La frontière actuelle avec le Soudan s'étend à vingt kilomètres au sud.

Durant l'époque chrétienne, Kaw (de), dont l'église a été préservée, était distante de vingt kilomètres en aval sur la même rive du fleuve, Abdallah Nirqi et Tamit faisaient face à Gebel Adda sur la rive opposée. Les sépultures de Qustul (de), situées à mi-chemin entre la citadelle et la frontière du Soudan, ont été recouvertes par le lac Nasser.

Le Gebel Adda forme un relief tabulaire avec des pentes abruptes de tous côtés. Le temple égyptien, creusé dans un des versants, porte souvent le nom du village moderne d'Abahuda (Abu Hoda), situé au pied de la montagne. La citadelle apparaît dans les sources arabes sous le nom de Daw. L'endroit était probablement la capitale du royaume nubien chrétien tardif de Dotawo.
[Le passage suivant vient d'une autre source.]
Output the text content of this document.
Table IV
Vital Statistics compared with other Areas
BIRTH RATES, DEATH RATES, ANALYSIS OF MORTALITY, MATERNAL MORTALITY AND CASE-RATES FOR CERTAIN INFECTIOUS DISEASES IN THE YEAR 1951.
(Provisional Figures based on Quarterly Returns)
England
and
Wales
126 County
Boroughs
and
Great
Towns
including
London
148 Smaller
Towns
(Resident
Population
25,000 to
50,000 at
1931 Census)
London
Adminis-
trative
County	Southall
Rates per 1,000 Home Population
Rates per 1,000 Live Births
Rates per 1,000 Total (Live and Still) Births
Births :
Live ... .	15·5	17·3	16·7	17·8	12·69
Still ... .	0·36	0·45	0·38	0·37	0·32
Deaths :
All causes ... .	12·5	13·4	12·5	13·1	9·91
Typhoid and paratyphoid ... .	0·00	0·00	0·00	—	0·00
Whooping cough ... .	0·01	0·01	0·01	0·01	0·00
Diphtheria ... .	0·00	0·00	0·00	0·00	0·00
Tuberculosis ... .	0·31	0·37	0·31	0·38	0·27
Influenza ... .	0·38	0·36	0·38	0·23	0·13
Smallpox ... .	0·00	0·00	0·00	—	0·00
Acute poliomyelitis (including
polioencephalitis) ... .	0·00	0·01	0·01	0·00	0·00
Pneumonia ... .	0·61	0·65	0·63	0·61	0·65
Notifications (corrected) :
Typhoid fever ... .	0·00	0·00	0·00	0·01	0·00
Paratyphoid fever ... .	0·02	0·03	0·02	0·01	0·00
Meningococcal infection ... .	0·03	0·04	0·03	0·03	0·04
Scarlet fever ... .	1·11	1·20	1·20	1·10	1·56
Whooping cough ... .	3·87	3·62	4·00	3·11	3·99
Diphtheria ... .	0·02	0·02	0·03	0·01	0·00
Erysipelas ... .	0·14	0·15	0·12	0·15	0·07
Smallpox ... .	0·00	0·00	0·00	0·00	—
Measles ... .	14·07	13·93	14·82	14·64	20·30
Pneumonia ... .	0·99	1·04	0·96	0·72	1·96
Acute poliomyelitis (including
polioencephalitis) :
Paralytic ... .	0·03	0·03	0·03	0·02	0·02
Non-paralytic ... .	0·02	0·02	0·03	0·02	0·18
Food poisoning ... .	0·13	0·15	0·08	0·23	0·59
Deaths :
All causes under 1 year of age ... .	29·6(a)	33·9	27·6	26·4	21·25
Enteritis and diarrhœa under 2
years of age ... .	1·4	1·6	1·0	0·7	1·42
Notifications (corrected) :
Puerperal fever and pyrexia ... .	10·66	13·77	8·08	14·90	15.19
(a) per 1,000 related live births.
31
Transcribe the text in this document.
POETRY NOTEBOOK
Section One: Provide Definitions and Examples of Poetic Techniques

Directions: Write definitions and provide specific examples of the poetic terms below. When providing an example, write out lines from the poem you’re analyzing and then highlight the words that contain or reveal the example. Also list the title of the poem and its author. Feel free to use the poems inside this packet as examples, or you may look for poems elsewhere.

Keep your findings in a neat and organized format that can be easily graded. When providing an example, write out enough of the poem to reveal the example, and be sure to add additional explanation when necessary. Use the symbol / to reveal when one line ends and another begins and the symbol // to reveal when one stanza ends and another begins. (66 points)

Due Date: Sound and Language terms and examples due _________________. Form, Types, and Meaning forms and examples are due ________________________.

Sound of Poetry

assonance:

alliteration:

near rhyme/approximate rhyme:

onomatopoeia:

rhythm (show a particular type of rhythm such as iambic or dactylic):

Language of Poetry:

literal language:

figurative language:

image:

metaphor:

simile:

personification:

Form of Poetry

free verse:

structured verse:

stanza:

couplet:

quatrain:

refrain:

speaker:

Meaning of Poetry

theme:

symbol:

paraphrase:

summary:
Au début du Nouvel Empire, au XVIe siècle avant notre ère les pharaons égyptiens conquièrent cette région après plusieurs campagnes contre le royaume de Kerma, il y font construire de nombreux temples jusqu'au XIIe siècle, immortalisant leur règne par des inscriptions. Le temple de Gebel Adda est érigé sous le règne d'Horemheb.

Un coffret, provenant de Gebel Adda, décoré d'incrustations d'ivoire (IVe siècle).

Au cours du dernier royaume koushique (à partir du IIIe siècle) la cité est entourée d'un mur défensif, qui sera modifié et agrandi plusieurs fois jusqu'à l'ère chrétienne. Lorsque l'Égypte devient romaine, Gebel Adda est rattaché à la province du Triakontaschoinos (de), administrée par un gouverneur égyptien. Du IIe au IVe siècle, le Gebel Adda et Faras sont des centres de province importants.

Des sépultures de la période postméroitique (350-550) (également dénommée culture du Groupe X (de)) sont présentes aux abords de la cité, à Qustul et Ballana. Gebel Adda semble avoir accueilli les prémisses du royaume de Nobatie avant qu'il ne se convertisse au christianisme, les dignitaires de ce royaume auraient pu être enterrés dans ces sépultures[2]. Dès cette époque, Gebel Adda connait les débuts d'une influence chrétienne : des amphores ornées de graffitis chrétiens en forme de croix grecques ont été découvertes dans une tombe appartenant au groupe X. Ce n'était pas encore un lieu de sépulture chrétienne, mais cette découverte fournit une indication sur la propagation du christianisme[3].

À partir du milieu du IIIe siècle, la région est soumise aux attaques des Blemmyes, ils contrôleront la Basse Nubie au siècle suivant mais seront chassés par le roi Silko.

Vers 450, la région est en effet conquise par le roi de Nobatie, Silko[4], de cette date jusqu'au XVIe siècle, Gebel Adda, Faras, et Qasr Ibrim seront les plus grandes villes fortifiées de la Basse Nubie chrétienne.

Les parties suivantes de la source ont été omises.